We began the day just like any other at school, with the exception that I shouted "Merry Christmas!" after the usual "ohio gozaimasu!" (good morning) as we entered the teacher's room. We had our Tuesday morning meeting, in which they made Dave get up and introduce himself, heh heh heh. He did a good job though.

Hard at work on Christmas Day. Trying to figure out my Japanese cell phone

ok I admit, I played with it too ^_^


We taught 4 classes that day, of which I remembered to take my camera to only one >.< Ichinensei was just a regular English class but they got to have two Americans doing the dialogue instead of just one. The ninensei listened to Dave talk about himself, and once they found out he played baseball, peppered him with questions about what position he played and what his favorite team was.

For the sanensei class we did Christmas! And I remembered my camera. We started out just talking about the holiday, with informative stuff like "we eat lots of food"

and a turkey is too big for a Japanese oven

And then we followed that high-brow discussion by making snowflakes!


After the sanensei English class it was time for lunch. And Dave got to experience his first kyuushoku (school lunch). I was hoping they would feed us something like the dreaded shishamo, whole fish stuffed with fish eggs

but he got lucky and we had chicken.

And special Christmas dessert, either this pancake-looking thing or a kind of pudding. I got the pudding

He spent the hours leading up to lunch furiously trying to remember how to say "I don't understand" (wakarimasen), but I went easy on him and had him sit next to the best English speaker in the school. From where I was sitting it sounded like they had a nice conversation, and I'm sure the boy was thrilled to have another American to converse with ^_^

I sat next to one of my favorite students, who told me he wasn't looking forward to winter vacation because "I won't get to see Jen". Awwww. A+ for him!

After lunch, Dave was dragged off to the gym by the ninensei boys, who were keen to see just how good his soccer skills were after he said he liked to play. Heh heh heh, he was really sweating that one too. "Why didn't I say I liked basketball? Everybody can play basketball..."

But he did ok I think. There wasn't really enough room in the gym for a wild game of soccer, what with those of us playing badminton and all.

During soji (cleaning time), the boys took turns trying to tip him over in this arm-wrestling-balance-game-thing. They all failed, of course, as Dave is like twice their size at least. Although, and this is especially for Derek-sensei, Dave told me to point out that it wasn't just his size, he was "extending Ki".

All in all, I'd say he's picked up quite a few fans at MJH. The girls all thought he was handsome and the boys all thought he was cool. Well done Dave!

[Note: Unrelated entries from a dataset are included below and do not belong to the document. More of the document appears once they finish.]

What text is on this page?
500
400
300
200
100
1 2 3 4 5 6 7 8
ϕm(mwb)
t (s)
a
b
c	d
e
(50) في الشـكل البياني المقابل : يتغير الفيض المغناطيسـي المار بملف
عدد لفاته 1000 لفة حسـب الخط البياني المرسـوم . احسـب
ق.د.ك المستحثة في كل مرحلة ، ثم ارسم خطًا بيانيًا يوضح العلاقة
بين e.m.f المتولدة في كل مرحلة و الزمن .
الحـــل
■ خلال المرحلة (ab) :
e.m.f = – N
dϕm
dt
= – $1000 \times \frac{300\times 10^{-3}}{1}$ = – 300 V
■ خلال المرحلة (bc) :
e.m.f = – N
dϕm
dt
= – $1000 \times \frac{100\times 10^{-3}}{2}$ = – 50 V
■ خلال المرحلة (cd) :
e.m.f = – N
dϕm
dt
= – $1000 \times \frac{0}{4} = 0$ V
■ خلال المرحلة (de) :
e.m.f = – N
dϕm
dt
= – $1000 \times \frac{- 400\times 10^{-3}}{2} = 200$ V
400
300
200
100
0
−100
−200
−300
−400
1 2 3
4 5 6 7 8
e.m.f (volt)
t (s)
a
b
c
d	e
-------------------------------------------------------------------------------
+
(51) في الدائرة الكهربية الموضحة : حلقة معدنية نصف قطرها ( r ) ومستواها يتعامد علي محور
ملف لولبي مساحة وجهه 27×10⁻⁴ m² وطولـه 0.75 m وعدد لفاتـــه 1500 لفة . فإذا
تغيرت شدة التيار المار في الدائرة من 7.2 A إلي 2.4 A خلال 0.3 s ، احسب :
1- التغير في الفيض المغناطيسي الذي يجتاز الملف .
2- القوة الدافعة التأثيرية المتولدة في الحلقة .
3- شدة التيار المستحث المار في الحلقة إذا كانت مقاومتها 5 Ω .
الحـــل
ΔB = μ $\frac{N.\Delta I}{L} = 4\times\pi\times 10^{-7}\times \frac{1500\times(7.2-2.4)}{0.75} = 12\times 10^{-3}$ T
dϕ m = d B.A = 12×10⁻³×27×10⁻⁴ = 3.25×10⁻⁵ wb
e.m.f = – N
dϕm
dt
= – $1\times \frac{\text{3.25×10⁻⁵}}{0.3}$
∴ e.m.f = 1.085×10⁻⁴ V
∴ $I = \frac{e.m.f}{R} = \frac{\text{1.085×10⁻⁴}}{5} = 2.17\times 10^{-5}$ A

After school finished up we had to haul ass home to get ready for Christmas dinner! At my apartment. Once again, my contribution was apple pie. Which I had to make. From scratch. After school...

This time I put a full top on it. Always gotta be challenging yourself...

This time dinner was a rather small affair, with only four of us who live here still being around. My friend Sandy had a couple of friends in town that she brought along, Theresa came, and another ALT from Takayama, Martin was there. Martin, Sandy, and Sandy's friends are all from Canada, so as it turned out there were more Canadians than Americans at Christmas dinner this year. Although, technically speaking, we were all Americans, just from two different countries. It's too bad we didn't have anybody from Mexico, we could have rounded out the whole North American continent.

We managed a pretty good dinner. Ham, stuffing, mashed potatoes, salad, bread, cheese, wine, and good conversation

We finished it off, as all good holiday parties end here it seems, with tacos from home. mmmmmm.

And of course, pie!

I even went all-out and bought a special pie server for the occasion

And just to prove that I did it, since it seems all of my pictures are facing into the kitchen for some reason, here is the wreath I made. Yes, I DID decorate for Christmas! And I made that wreath all by myself. Well, I didn't make the wreath itself, it was given to me by a friend (her dad made it), but I decorated it. It's amazing what you can find at the 100 Yen Shop these days.